3. Given the numerous public statements by federal officials indicating that marijuana remained illegal under federal law even after the passage of Proposition 215, see, e.g., Conant v. Walters, 309 F.3d 629, 632 & n. 1 (9th Cir.2002), defendants’ purported belief in the legality of their conduct under federal law was unreasonable, and they were therefore not entitled to present evidence in support of an entrapment by estoppel or public authority defense. See United States v. Burrows, 36 F.3d 875, 882 (9th Cir.1994).

Defendants’ purported reliance on our decision in United States v. Oakland Cannabis Buyers’ Cooperative, 190 F.3d 1109 (9th Cir.1999) (per curiam) (“OCBC"), was unreasonable once OCBC was reversed by the Supreme Court, see 532 U.S. 483, 486, 121 S.Ct. 1711, 149 L.Ed.2d 722 (2001). Defendants only pled guilty to counts where the relevant criminal conduct continued 15 months after the Supreme Court’s decision in OCBC.

4. The mere fact that defendants complied with California Health & Safety Code § 11362.5 is insufficient to transform them into “duly authorized officer[s] ... lawfully engaged in the enforcement of any law or municipal ordinance relating to controlled substances.” 21 U.S.C. § 885(d) (emphasis added). The district court therefore did not err in granting the government’s in limine motion to bar the introduction of evidence in support of a section 885(d) defense.

Nor were defendants immune from criminal liability because they were acting as agents of the Los Angeles Cannabis Resource Center. Defendants have cited *791no authority for the proposition that a corporate agent is immune from criminal liability merely because he acts within the scope of his agency.

5. Because Lynn did not possess a firearm “solely for lawful sporting purposes or collection,” the district court correctly held that it lacked discretion to depart downward on Lynn’s sentence under section 2K2.1 (b)(2) of the United States Sentencing Guidelines Manual. (Emphasis added.) Although the line between possessing a gun for protection and possessing one for sport may be a fine one, see United States v. Lam, 20 F.3d 999, 1005 n. 2 (9th Cir. 1994), it is not wholly arbitrary and thus is binding.
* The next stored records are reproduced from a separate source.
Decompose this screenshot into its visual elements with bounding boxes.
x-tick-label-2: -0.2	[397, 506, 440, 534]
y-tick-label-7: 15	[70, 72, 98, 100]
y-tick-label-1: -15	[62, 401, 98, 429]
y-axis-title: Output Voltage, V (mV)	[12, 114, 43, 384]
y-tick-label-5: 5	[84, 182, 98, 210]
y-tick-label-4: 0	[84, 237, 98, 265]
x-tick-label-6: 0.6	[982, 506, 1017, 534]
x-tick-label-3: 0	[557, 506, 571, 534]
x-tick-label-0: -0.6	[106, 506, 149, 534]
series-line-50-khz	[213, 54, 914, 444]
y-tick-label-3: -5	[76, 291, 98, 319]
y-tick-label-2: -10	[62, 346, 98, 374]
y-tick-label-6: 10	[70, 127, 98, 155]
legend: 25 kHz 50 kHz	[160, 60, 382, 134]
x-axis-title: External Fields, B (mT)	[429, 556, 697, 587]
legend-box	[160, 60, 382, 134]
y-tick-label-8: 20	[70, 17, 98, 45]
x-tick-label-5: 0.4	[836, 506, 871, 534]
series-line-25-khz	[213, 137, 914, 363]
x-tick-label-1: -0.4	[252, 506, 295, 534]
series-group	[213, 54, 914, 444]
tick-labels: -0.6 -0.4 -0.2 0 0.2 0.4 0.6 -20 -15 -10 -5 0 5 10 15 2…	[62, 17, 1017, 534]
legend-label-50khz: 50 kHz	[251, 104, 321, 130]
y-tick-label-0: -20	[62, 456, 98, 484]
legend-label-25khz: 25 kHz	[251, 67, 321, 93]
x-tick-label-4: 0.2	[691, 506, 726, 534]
6. Both Lynn and the government agree that a limited remand to the district court is appropriate “for the purpose of ascertaining whether the sentence imposed [on Lynn] would have been materially different had the district court known that the sentencing guidelines were advisory.” United States v. Ameline, 409 F.3d 1073, 1074 (9th Cir.2005) (en banc). It is so ordered.

AFFIRMED as to Judy Osburn; AFFIRMED IN PART AND REMANDED IN PART as to Lynn Osburn.

This disposition is not appropriate for publication and may not be cited to or by the courts of this circuit except as provided by Ninth Circuit Rule 36-3.